Jeffries later noted that he wished more people understood more about what the role of a county supervisor is and the services they provide, though if they did, he said, “they’d probably be on our phone every day.”
When it comes to things he wished would have worked out differently, he said much of that was “inside baseball.”
“You know, just trying to reorganize the bureaucracy,” he said. “Government is incredibly inefficient. With the exception of the public safety side of things, there’s almost no rush to do anything.”
Looking at the road ahead for the county, Jeffries said he hopes that the board is able to come together to address what he believes will be “some really tough financial times.”
“I hope they can get through that without drastic cuts to our front line services, to our community centers,” he said. “I hope, if times get tough, that they’re able to use a surgical knife and not a sledgehammer or an ax, to the way they approach it.”
He also said he hopes that the new board will continue to protect and preserve the county’s rural communities, noting that he doesn’t want Riverside County to become like Los Angeles or Orange in terms of density.
“I’m okay with slowing down growth a little bit in our county,” he said. “I’m not ‘no growth’ by any means, but I don’t think we need to go hog wild with rooftops everywhere all the time. We can slow it down a little bit and do it right.”
Jeffries also said he was hoping for a “market correction” when it comes to the warehouse boom that has been changing the landscape of the Inland Empire over the last few decades.
“I’m hoping we have a course correction, and that it slows down dramatically,” he said. “It just feels like it has to, but we also have to recognize we all caused that by ordering online, by abandoning the retail stores and closing them up. We did it to ourselves, and so now we’re paying the price for it.”
One of the most hotly debated warehouse projects Jeffries has been part of is the proposed West Campus Upper Plateau Project at March Air Reserve Base, which the March Joint Powers Authority (JPA) Commission tabled earlier this year on a motion made by Jeffries. Jeffries said he was told that the proposal could come back before the board in February or March of next year, before the land reverts back to county control as the March JPA is scheduled to sunset July 1.
“That’s why it’s so important whoever fills my seat is aware and respecting the neighbors who live adjacent to those lands and how they’re going to be used,” he said.
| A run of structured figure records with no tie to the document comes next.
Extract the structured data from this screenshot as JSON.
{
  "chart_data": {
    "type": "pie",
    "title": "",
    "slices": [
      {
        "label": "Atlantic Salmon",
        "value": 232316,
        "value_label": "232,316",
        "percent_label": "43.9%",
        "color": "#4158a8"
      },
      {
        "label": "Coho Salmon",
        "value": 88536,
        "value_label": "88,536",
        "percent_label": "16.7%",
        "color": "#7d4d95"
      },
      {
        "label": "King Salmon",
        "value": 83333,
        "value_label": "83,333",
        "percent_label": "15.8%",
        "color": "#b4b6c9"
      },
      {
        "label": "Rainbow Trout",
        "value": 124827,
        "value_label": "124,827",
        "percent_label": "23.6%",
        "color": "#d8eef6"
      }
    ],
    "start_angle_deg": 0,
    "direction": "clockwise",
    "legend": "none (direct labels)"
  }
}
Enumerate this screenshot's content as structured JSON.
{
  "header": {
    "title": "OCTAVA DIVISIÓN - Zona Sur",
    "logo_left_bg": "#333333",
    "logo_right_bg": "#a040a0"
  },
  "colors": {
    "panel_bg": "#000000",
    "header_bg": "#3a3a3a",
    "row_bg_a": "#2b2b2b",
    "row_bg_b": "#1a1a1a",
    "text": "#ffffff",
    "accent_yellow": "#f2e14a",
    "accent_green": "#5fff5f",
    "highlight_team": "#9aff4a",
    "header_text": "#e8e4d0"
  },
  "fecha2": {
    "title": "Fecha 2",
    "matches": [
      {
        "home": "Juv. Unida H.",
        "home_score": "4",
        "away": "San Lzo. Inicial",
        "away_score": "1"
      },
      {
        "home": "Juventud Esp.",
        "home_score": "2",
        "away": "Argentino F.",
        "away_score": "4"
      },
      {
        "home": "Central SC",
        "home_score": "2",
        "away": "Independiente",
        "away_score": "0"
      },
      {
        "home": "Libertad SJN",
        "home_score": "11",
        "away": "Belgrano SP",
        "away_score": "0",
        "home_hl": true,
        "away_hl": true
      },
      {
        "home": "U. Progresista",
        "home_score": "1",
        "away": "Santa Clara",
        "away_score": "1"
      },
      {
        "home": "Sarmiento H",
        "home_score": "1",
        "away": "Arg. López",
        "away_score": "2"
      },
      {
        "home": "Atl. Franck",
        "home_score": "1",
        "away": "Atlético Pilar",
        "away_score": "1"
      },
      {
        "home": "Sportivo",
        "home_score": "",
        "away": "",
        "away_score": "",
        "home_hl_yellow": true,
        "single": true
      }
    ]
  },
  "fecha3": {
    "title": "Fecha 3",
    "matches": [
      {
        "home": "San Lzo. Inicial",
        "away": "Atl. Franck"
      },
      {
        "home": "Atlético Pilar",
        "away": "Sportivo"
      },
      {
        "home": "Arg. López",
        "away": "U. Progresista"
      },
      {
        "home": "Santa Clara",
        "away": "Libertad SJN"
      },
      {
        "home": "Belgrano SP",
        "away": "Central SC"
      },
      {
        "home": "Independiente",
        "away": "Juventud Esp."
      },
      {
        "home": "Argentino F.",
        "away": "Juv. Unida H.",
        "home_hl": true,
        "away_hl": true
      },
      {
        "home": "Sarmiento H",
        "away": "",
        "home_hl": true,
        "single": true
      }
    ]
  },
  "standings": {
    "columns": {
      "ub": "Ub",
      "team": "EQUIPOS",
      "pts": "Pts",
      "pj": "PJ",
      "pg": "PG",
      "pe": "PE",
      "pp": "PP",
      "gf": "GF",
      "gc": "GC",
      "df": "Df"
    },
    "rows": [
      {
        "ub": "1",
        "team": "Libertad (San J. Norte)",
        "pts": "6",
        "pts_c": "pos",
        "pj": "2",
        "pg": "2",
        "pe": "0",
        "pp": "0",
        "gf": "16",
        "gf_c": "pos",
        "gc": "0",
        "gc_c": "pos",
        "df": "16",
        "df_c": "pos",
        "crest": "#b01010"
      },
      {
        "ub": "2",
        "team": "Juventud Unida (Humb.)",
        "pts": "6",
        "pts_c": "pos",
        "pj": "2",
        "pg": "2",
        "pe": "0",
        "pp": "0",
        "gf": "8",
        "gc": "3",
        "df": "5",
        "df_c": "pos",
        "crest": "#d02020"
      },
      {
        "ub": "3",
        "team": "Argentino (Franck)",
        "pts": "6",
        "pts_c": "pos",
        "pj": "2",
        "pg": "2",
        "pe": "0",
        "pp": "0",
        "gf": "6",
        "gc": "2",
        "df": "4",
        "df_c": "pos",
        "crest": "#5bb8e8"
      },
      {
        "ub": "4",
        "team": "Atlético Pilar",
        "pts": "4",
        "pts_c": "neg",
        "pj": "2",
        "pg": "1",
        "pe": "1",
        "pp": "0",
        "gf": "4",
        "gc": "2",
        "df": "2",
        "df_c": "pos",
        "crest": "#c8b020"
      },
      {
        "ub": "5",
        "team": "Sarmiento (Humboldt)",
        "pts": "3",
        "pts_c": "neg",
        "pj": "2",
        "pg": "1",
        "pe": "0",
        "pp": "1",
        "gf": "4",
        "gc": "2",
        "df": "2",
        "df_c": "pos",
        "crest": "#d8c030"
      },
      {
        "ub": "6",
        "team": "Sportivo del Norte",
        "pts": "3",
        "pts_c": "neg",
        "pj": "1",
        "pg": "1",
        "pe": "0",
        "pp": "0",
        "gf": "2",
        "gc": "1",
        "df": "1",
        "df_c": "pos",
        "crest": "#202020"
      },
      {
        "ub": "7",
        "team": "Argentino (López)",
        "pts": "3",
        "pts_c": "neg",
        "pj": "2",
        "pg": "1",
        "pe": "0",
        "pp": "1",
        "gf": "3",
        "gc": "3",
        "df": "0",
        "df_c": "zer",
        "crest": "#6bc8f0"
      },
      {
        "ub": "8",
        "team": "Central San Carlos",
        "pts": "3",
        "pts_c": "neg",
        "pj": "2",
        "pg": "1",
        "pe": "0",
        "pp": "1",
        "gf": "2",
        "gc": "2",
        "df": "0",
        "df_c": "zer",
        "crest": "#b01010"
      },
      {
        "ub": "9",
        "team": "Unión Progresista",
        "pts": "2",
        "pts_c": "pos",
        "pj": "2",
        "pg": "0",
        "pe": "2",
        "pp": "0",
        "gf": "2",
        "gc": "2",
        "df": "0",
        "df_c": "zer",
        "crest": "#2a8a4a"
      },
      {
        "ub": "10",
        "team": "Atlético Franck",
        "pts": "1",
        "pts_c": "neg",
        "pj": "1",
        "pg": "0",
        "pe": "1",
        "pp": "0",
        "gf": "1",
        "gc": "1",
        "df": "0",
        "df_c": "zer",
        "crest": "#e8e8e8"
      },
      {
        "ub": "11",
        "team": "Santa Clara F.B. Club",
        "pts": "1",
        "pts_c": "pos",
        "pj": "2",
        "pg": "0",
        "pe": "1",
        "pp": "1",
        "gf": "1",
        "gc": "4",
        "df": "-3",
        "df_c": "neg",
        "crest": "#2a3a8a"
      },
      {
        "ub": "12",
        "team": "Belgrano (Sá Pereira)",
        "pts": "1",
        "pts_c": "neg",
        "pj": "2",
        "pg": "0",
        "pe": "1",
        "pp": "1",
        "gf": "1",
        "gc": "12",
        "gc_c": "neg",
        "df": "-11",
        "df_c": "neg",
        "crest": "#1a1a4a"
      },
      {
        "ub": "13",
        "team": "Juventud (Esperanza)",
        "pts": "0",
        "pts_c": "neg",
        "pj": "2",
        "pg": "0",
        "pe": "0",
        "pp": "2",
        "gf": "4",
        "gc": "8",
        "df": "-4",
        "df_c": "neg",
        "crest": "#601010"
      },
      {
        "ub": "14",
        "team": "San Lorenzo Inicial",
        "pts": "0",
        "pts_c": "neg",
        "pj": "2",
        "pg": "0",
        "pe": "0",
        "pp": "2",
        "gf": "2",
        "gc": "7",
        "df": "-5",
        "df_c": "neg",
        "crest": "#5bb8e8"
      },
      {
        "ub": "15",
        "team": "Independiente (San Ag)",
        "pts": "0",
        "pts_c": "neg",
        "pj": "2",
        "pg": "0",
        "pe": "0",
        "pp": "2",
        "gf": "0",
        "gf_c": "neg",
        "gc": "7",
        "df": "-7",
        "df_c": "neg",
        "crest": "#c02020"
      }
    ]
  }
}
In addition to listening to the communities around the base, Jeffries said he hopes that the March JPA and eventually the county would listen to and respect the desires of the Air Force Reserve to limit the number of private sector flights at the base.
“I spoke with one of our local congressmen about it, and he said, ‘You could lose that base someday if it becomes too difficult, too complicated, to operate an air base out of there,’” Jeffries said. “That won’t be a quick decision, but it’s a decision that could come with the path that we’re on, and that would be a tragedy for this county.”
Now that Jeffries is retired, he and his wife will be moving to Idaho, where they plan to spend the majority of the year.
“I mean, I’m keeping my roots here,” Jeffries said in an interview with The Record. “We’ll be spending three weeks out of four in Idaho with our kids and our grandkids, but both of our moms are here in Riverside County, so it’s one of the reasons we’re coming back at least one week a month to check in on them and our rental properties.”
And though Jeffries will no longer serve the residents of Riverside County, he hasn’t completely ruled out a return to politics.
“I’m not going to dive into politics up there,” he said. “I might run for a local park board or fire district board or something in a couple of years, but I’m going to wait and see how it goes.”
As for how he’s leaving Riverside County, County Executive Officer Jeff Van Wagenen might have summed it up the best.
“Did you leave it better than you found it, which is really the only thing that any of us can ask for,” he said. “ You certainly did, so thank you for that.”